The intervention group completed personalised strengthening and balancing exercises, while the control group stretched and relaxed. The major outcome metric was the length of stay. Readmissions within three months, as well as physical performance (Short Physical Performance Battery) and quality of life (EuroQOL-5D-5 L) at discharge, were all assessed secondary variables.

Time-to-event analysis was used to compare lengths of stay, and regression models were used to compare physical performance, quality of life, adverse events (falls, fatalities), and negative events (prolonged hospitalisation, institutionalisation).

Data from 190 individuals (aged 80 ± 7.5 years) were assessed out of the 199 patients assigned. At the start, the groups were comparable. In an intention-to-treat analysis, there was no difference in length of stay between groups (HR 1.09 (95 per cent CI, 0.77–1.56) p = 0.6).

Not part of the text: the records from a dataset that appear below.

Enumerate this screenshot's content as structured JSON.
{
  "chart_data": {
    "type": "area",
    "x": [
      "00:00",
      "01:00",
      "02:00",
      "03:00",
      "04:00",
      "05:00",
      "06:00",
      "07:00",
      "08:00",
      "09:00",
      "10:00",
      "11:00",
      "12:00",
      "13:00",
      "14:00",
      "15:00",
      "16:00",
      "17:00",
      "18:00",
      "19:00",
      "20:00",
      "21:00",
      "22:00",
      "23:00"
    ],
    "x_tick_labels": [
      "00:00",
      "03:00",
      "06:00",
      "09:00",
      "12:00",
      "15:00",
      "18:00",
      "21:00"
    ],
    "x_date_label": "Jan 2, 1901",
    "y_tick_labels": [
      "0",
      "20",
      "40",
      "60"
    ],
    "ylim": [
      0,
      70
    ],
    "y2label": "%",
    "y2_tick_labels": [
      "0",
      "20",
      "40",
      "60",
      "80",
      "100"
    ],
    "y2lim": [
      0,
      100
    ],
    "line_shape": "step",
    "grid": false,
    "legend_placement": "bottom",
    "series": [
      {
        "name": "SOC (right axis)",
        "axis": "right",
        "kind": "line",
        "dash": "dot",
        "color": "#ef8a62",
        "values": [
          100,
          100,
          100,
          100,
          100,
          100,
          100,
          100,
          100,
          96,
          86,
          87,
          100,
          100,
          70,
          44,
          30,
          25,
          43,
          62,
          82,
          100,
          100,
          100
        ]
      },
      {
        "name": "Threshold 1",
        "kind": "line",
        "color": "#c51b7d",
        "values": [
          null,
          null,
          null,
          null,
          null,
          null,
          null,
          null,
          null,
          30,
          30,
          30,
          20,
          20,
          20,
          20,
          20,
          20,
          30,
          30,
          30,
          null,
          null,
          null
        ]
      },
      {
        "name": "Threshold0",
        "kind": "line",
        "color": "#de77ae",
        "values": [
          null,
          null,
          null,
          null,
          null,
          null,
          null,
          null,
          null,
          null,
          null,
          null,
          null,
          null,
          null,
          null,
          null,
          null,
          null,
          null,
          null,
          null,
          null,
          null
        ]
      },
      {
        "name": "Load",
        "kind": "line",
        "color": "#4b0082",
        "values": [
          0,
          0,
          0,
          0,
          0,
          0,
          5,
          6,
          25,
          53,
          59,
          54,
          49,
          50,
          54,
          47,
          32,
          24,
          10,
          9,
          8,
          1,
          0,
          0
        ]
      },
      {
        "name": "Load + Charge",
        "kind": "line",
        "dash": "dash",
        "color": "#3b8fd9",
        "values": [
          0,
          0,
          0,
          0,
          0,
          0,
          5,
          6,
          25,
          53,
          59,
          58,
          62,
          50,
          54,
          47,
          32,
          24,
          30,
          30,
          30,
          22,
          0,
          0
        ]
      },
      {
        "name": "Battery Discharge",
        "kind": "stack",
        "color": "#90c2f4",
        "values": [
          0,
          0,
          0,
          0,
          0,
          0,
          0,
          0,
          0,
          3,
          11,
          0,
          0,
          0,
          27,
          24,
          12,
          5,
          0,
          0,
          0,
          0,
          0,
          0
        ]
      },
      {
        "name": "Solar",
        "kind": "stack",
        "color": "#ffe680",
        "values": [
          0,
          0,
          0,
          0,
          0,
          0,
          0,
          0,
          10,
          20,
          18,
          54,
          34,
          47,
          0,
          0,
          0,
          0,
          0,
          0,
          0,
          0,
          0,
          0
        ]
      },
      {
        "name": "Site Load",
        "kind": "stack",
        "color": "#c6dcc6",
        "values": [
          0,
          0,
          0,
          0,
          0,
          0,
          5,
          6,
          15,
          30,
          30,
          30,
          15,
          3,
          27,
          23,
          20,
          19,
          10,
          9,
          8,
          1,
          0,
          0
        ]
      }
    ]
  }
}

Physical performance was better in the intervention group at discharge (difference 0.88 (95 per cent CI, 0.20–1.57) p = 0.01), but lost at follow-up (difference 0.45 (95 per cent CI, − 0.43 – 1.33) p = 0.3). An improvement in quality of life was detected at follow-up in the intervention group (difference 0.28 (95 per cent  CI, 0.9–0.47) p = 0.004). Overall, fewer negative events occurred in the intervention group (OR 0.46 (95 per cent CI 0.23–0.92) p = 0.03).

To conclude, improvements in physical performance, quality of life, and the occurrence of fewer negative events show that this intervention is beneficial to fragile medical inpatients. However, its impact on the length of stay is not defined.